How to Trade: Four Steps to Complete Allocation
Gate stock trading is integrated into the existing app ecosystem. The steps are:
- App update and login: Update Gate App to the latest version (Android latest / iOS 8.21.5 or higher), then log in to your Gate account.
- Access the stock section: In the app, go to the "TradFi" section and select "Stocks."
- Asset transfer: Move USDT from your spot account to your stock trading account.
- Place trades: After completing KYC and meeting local access requirements, you can view real-time quotes and buy or sell US equities and ETFs.
The current service supports intraday market trading, with margin trading and securities lending features to be rolled out later. Gate also plans to support one-click stock asset transfers between brokers, further enhancing liquidity and cross-platform management efficiency.
Conclusion: After Earnings Validation, New Windows for Cross-Market Allocation
The Q1 2026 earnings season’s outperformance confirms a key thesis: AI investment is moving from the conceptual stage to earnings validation.
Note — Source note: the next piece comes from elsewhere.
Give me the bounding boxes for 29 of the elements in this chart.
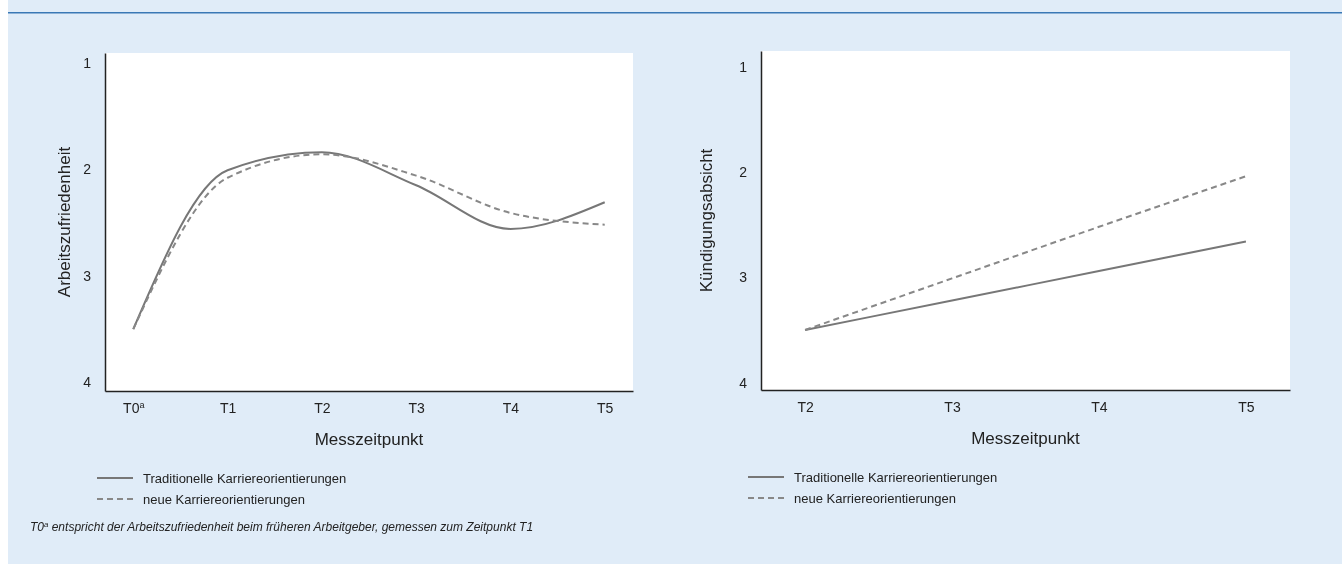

The sharp upward revision in earnings growth—from 14.4% to 28.6%—shows that the market is entering an early phase of repricing corporate profitability.
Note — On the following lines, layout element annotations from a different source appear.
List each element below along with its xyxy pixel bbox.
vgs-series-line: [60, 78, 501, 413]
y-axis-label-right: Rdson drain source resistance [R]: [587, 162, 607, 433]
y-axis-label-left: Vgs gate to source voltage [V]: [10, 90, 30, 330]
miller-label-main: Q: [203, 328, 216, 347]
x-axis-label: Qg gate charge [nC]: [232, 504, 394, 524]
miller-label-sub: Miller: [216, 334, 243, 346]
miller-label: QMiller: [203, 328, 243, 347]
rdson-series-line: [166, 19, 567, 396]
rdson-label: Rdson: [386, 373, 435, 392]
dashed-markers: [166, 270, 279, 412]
Looking ahead, the capital expenditure cycle for AI infrastructure remains on an upward trajectory. S&P Global projects the top five hyperscalers will spend over $700 billion in capex in 2026, up more than 60% year-over-year. This underscores that AI infrastructure buildout is not slowing—it’s accelerating.
For investors across asset classes, this moment presents two opportunities: first, to focus on companies in the AI value chain that can convert capital spending into earnings; second, to reassess asset allocation structures and evaluate the interplay and complementarity between different asset types. Gate’s stock trading service gives digital asset users direct access to US equities with USDT settlement, helping reduce operational and friction costs for cross-market allocation. As the integration between digital assets and traditional financial markets deepens, the practical value and market fit of this functionality warrant ongoing attention.